AI table workflow from static tables
Import CSV, Excel, JSON, and structured files into an AI table workflow. Fields, filters, detail sidebars, processing status, and review state keep the AI workflow organized.
OpenDB turns static tables into an AI workflow, an AI table workflow, and an AI agent data workflow for collection, review, AI batch processing, and repeatable AI loop operations.
Import CSV, Excel, JSON, and structured files into an AI table workflow. Fields, filters, detail sidebars, processing status, and review state keep the AI workflow organized.
Run an AI agent around each company, website, product, or object row. The AI agent data workflow fills websites, summaries, pricing, categories, and source links.
Use AI batch processing to generate tags, scores, summaries, and reasoning from field rules, then write results back into the AI table workflow.
Filter, group, compare, and analyze local projects while each AI loop uses only the necessary fields for interpretation and next actions.
AI workflow platform
Users maintain rows, fields, and review rules while OpenDB turns the table into an AI workflow. The AI table workflow keeps each AI loop tied to visible data state instead of hidden scripts.
Each AI agent can collect, label, analyze, and write results back to the table. Human review guides the AI agent data workflow so AI batch processing stays inspectable and repeatable.
OpenDB keeps table data local and sends only necessary context for each AI workflow step. The AI agent data workflow avoids black-box processing of whole datasets.
Data Converter
Use the browser-based table converter for CSV, XLSX, XML, JSON, JSONL, TSV, YAML, and QBO. Lightweight conversions can be completed online.
OpenDB is centered on local projects, so table data stays in your local workspace. Each AI workflow step only sends the fields or task context required for the AI agent data workflow.
The web table converter supports CSV, XLSX, XML, JSON, JSONL, TSV, YAML, and QBO. The client workspace builds an AI table workflow from structured data for filtering, review, and AI batch processing.

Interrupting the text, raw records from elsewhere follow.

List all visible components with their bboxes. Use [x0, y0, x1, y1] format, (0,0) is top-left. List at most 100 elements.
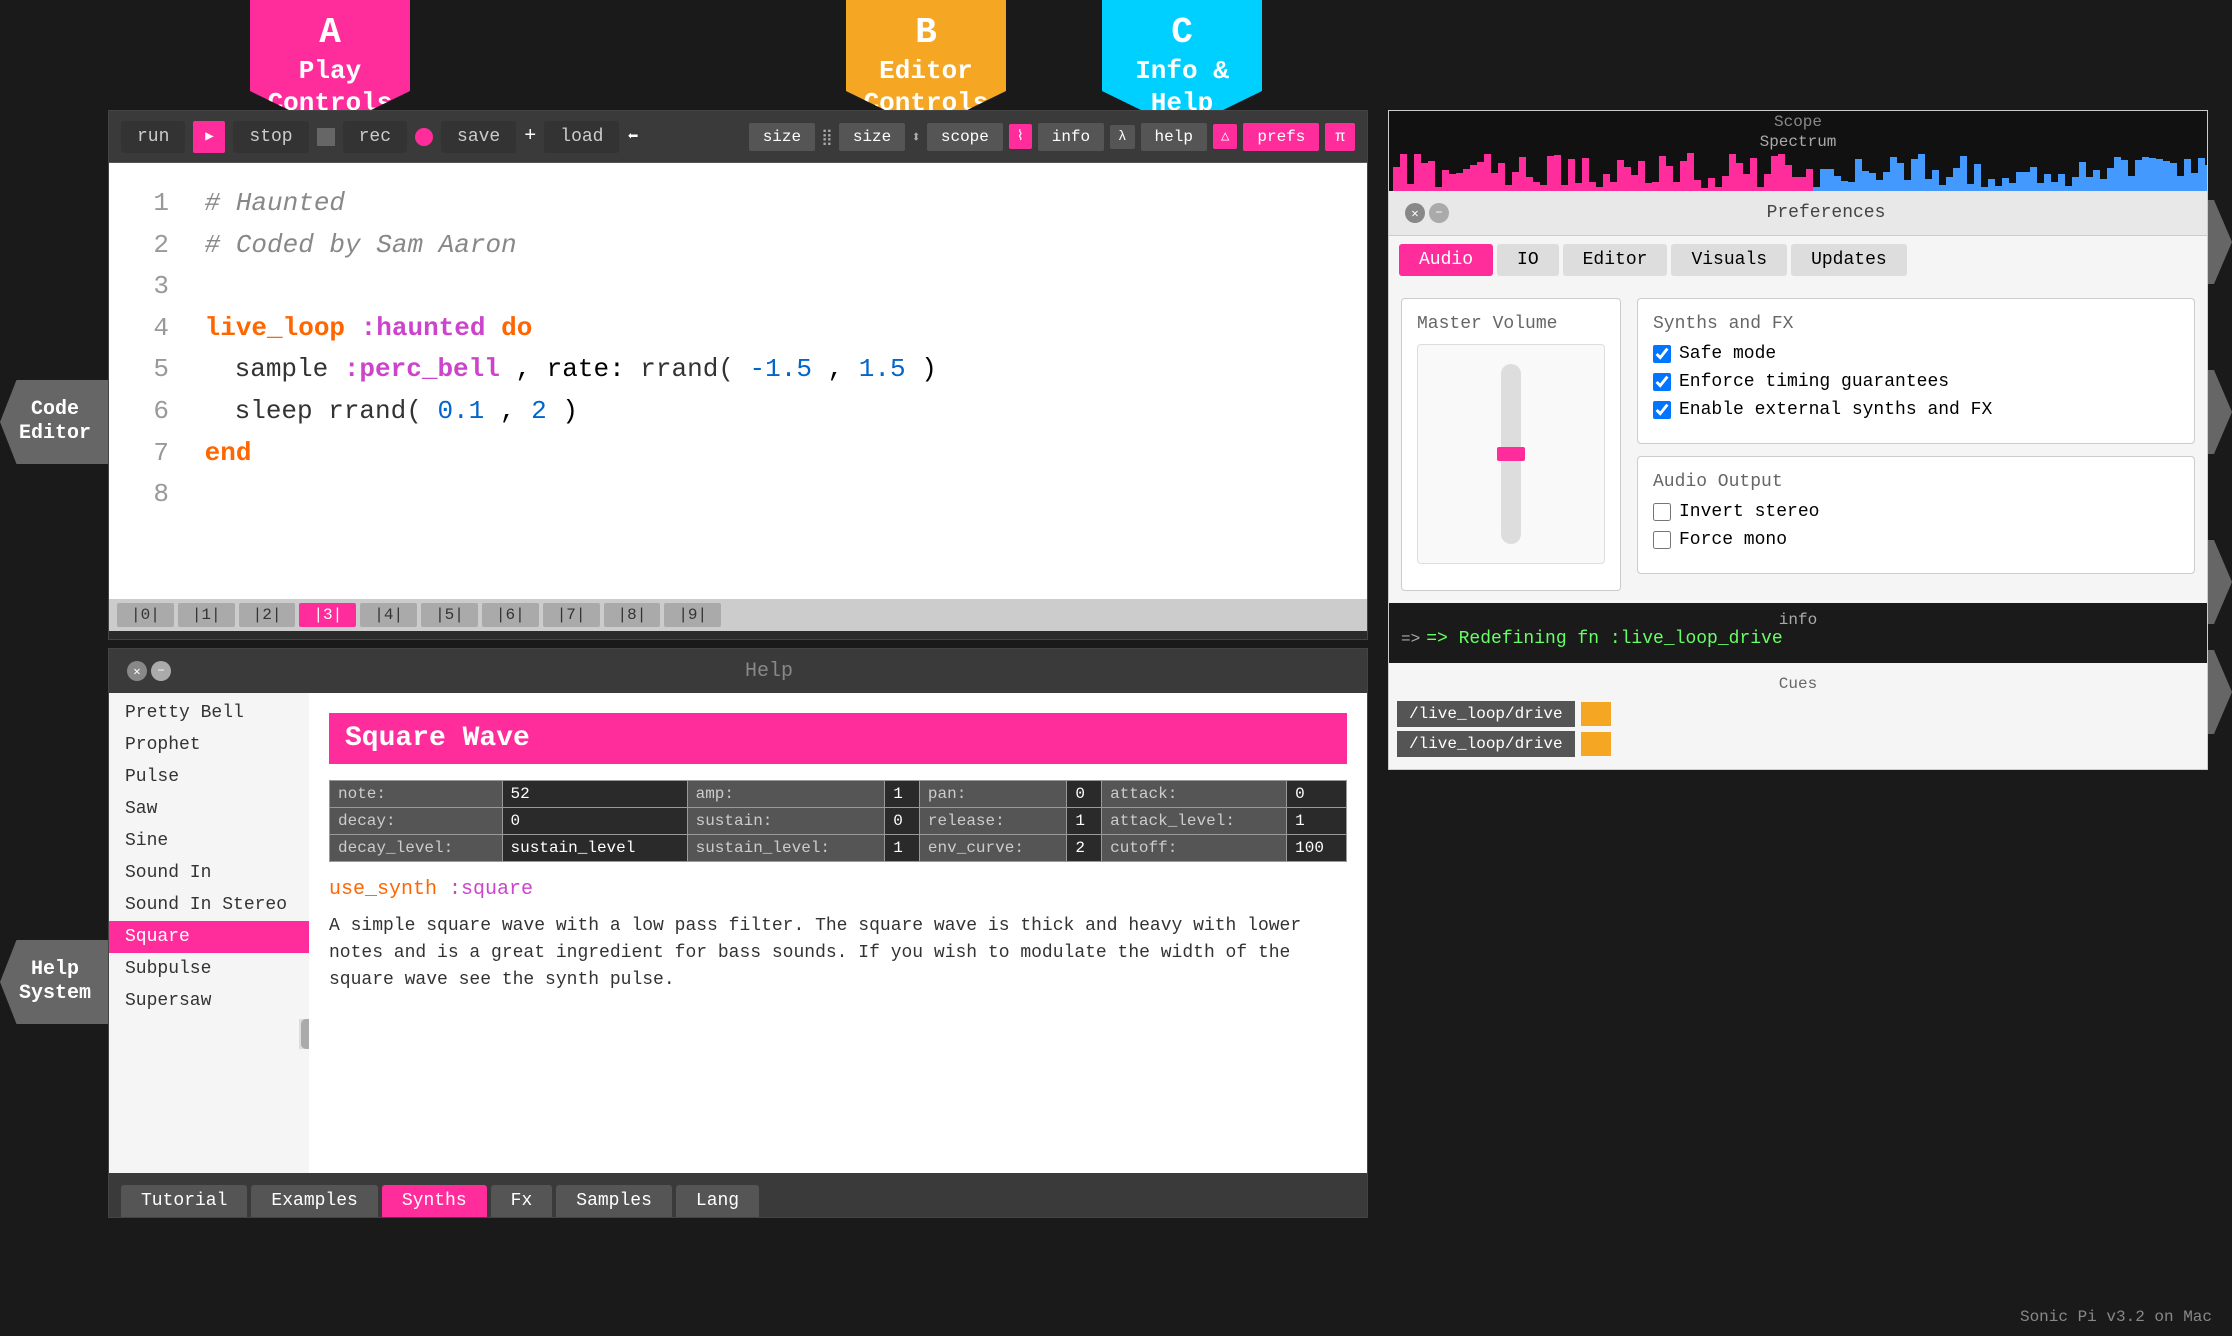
- tab-0[interactable]: |0|: [117, 603, 174, 627]
- load-button[interactable]: load: [544, 121, 619, 153]
- code-line-8: 8: [139, 474, 1337, 516]
- prefs-close-button[interactable]: ✕: [1405, 203, 1425, 223]
- code-editor[interactable]: 1 # Haunted 2 # Coded by Sam Aaron 3 4 l…: [109, 163, 1367, 599]
- param-sustain-value: 0: [885, 808, 920, 835]
- param-note-value: 52: [502, 781, 687, 808]
- help-minimize-button[interactable]: −: [151, 661, 171, 681]
- prefs-tab-audio[interactable]: Audio: [1399, 244, 1493, 276]
- help-item-supersaw[interactable]: Supersaw: [109, 985, 309, 1017]
- synths-fx-title: Synths and FX: [1653, 314, 2179, 334]
- tab-4[interactable]: |4|: [360, 603, 417, 627]
- help-item-prophet[interactable]: Prophet: [109, 729, 309, 761]
- invert-stereo-checkbox[interactable]: [1653, 503, 1671, 521]
- tab-2[interactable]: |2|: [239, 603, 296, 627]
- help-item-saw[interactable]: Saw: [109, 793, 309, 825]
- rec-button[interactable]: rec: [343, 121, 407, 153]
- help-item-sine[interactable]: Sine: [109, 825, 309, 857]
- tab-8[interactable]: |8|: [604, 603, 661, 627]
- code-line-7: 7 end: [139, 433, 1337, 475]
- tab-synths[interactable]: Synths: [382, 1185, 487, 1217]
- help-main-content: Square Wave note: 52 amp: 1 pan: 0 attac…: [309, 693, 1367, 1173]
- code-line-5: 5 sample :perc_bell , rate: rrand( -1.5 …: [139, 349, 1337, 391]
- tab-7[interactable]: |7|: [543, 603, 600, 627]
- bottom-tabs: Tutorial Examples Synths Fx Samples Lang: [109, 1173, 1367, 1217]
- tab-3[interactable]: |3|: [299, 603, 356, 627]
- help-item-soundinstereo[interactable]: Sound In Stereo: [109, 889, 309, 921]
- prefs-minimize-button[interactable]: −: [1429, 203, 1449, 223]
- tab-examples[interactable]: Examples: [251, 1185, 377, 1217]
- stop-button[interactable]: stop: [233, 121, 308, 153]
- force-mono-checkbox[interactable]: [1653, 531, 1671, 549]
- log-viewer: info => => Redefining fn :live_loop_driv…: [1389, 603, 2207, 663]
- toolbar-right: size ⣿ size ⬍ scope ⌇ info λ help △ pref…: [749, 123, 1355, 151]
- help-item-prettybell[interactable]: Pretty Bell: [109, 697, 309, 729]
- help-item-soundin[interactable]: Sound In: [109, 857, 309, 889]
- param-amp-value: 1: [885, 781, 920, 808]
- prefs-tab-io[interactable]: IO: [1497, 244, 1559, 276]
- size-icon-2: ⬍: [911, 127, 921, 147]
- code-line-3: 3: [139, 266, 1337, 308]
- master-volume-title: Master Volume: [1417, 314, 1605, 334]
- help-synth-title: Square Wave: [329, 713, 1347, 764]
- param-pan-value: 0: [1067, 781, 1102, 808]
- volume-slider[interactable]: [1417, 344, 1605, 564]
- help-item-subpulse[interactable]: Subpulse: [109, 953, 309, 985]
- help-close-button[interactable]: ✕: [127, 661, 147, 681]
- safe-mode-item: Safe mode: [1653, 344, 2179, 364]
- param-pan-label: pan:: [919, 781, 1066, 808]
- size-button-2[interactable]: size: [839, 123, 905, 151]
- help-button[interactable]: help: [1141, 123, 1207, 151]
- use-synth-line: use_synth :square: [329, 878, 1347, 901]
- size-button-1[interactable]: size: [749, 123, 815, 151]
- cue-item-1: /live_loop/drive: [1397, 701, 2199, 727]
- param-sustainlevel-label: sustain_level:: [687, 835, 885, 862]
- run-button[interactable]: run: [121, 121, 185, 153]
- info-button[interactable]: info: [1038, 123, 1104, 151]
- force-mono-item: Force mono: [1653, 530, 2179, 550]
- spectrum-label: Spectrum: [1389, 133, 2207, 151]
- prefs-button[interactable]: prefs: [1243, 123, 1319, 151]
- stop-icon: [317, 128, 335, 146]
- tab-samples[interactable]: Samples: [556, 1185, 672, 1217]
- arrow-b-letter: B: [864, 11, 989, 54]
- tab-6[interactable]: |6|: [482, 603, 539, 627]
- pi-logo: π: [1325, 123, 1355, 151]
- prefs-tab-visuals[interactable]: Visuals: [1671, 244, 1787, 276]
- prefs-header: ✕ − Preferences: [1389, 191, 2207, 236]
- enable-external-checkbox[interactable]: [1653, 401, 1671, 419]
- force-mono-label: Force mono: [1679, 530, 1787, 550]
- param-decay-value: 0: [502, 808, 687, 835]
- param-attacklevel-label: attack_level:: [1102, 808, 1287, 835]
- arrow-c-letter: C: [1135, 11, 1229, 54]
- help-toolbar: ✕ − Help: [109, 649, 1367, 693]
- enable-external-label: Enable external synths and FX: [1679, 400, 1992, 420]
- synths-fx-section: Synths and FX Safe mode Enforce timing g…: [1637, 298, 2195, 444]
- prefs-content: Master Volume Synths and FX Safe mode: [1389, 286, 2207, 603]
- help-item-square[interactable]: Square: [109, 921, 309, 953]
- tab-lang[interactable]: Lang: [676, 1185, 759, 1217]
- safe-mode-checkbox[interactable]: [1653, 345, 1671, 363]
- volume-thumb: [1497, 447, 1525, 461]
- param-release-label: release:: [919, 808, 1066, 835]
- code-line-4: 4 live_loop :haunted do: [139, 308, 1337, 350]
- synth-params-table: note: 52 amp: 1 pan: 0 attack: 0 decay: …: [329, 780, 1347, 862]
- arrow-a-letter: A: [268, 11, 393, 54]
- help-sidebar-scrollbar[interactable]: [299, 1019, 309, 1049]
- prefs-tab-editor[interactable]: Editor: [1563, 244, 1668, 276]
- help-panel-label: Help: [183, 660, 1355, 683]
- enable-external-item: Enable external synths and FX: [1653, 400, 2179, 420]
- code-line-1: 1 # Haunted: [139, 183, 1337, 225]
- enforce-timing-checkbox[interactable]: [1653, 373, 1671, 391]
- save-button[interactable]: save: [441, 121, 516, 153]
- tab-fx[interactable]: Fx: [491, 1185, 553, 1217]
- tab-5[interactable]: |5|: [421, 603, 478, 627]
- tab-9[interactable]: |9|: [664, 603, 721, 627]
- help-item-pulse[interactable]: Pulse: [109, 761, 309, 793]
- scope-button[interactable]: scope: [927, 123, 1003, 151]
- tab-1[interactable]: |1|: [178, 603, 235, 627]
- param-envcurve-label: env_curve:: [919, 835, 1066, 862]
- volume-track: [1501, 364, 1521, 544]
- tab-tutorial[interactable]: Tutorial: [121, 1185, 247, 1217]
- bottom-panel: ✕ − Help Pretty Bell Prophet Pulse Saw S…: [108, 648, 1368, 1218]
- prefs-tab-updates[interactable]: Updates: [1791, 244, 1907, 276]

An AI agent collects missing information around each row, generates tags and summaries, supports AI batch processing, and keeps every AI loop tied to reviewable table data.
No. OpenDB is designed around tables, fields, views, review status, and task rules, so users maintain an AI workflow and AI table workflow instead of writing scripts.
The table converter prepares structured files for an AI workflow. OpenDB then turns those tables into an AI table workflow that can be assigned to an AI agent.
Start with row-based AI agent data: one company, website, product, lead, app, document, or object per row. OpenDB turns that table into an AI agent data workflow where each AI agent can collect missing fields, enrich records, label rows, and write structured results back for review.
Import a table, define the fields that matter, choose the review rules, and run the first AI loop. OpenDB uses the table state to drive the AI workflow, so AI batch processing can repeat only on rows that need collection, labeling, analysis, or correction.
OpenDB is most precise for repeatable table work: dataset enrichment, website or product research, lead qualification, category tagging, scoring, summaries, QA review, and AI batch processing where every AI agent action should map back to a row and field.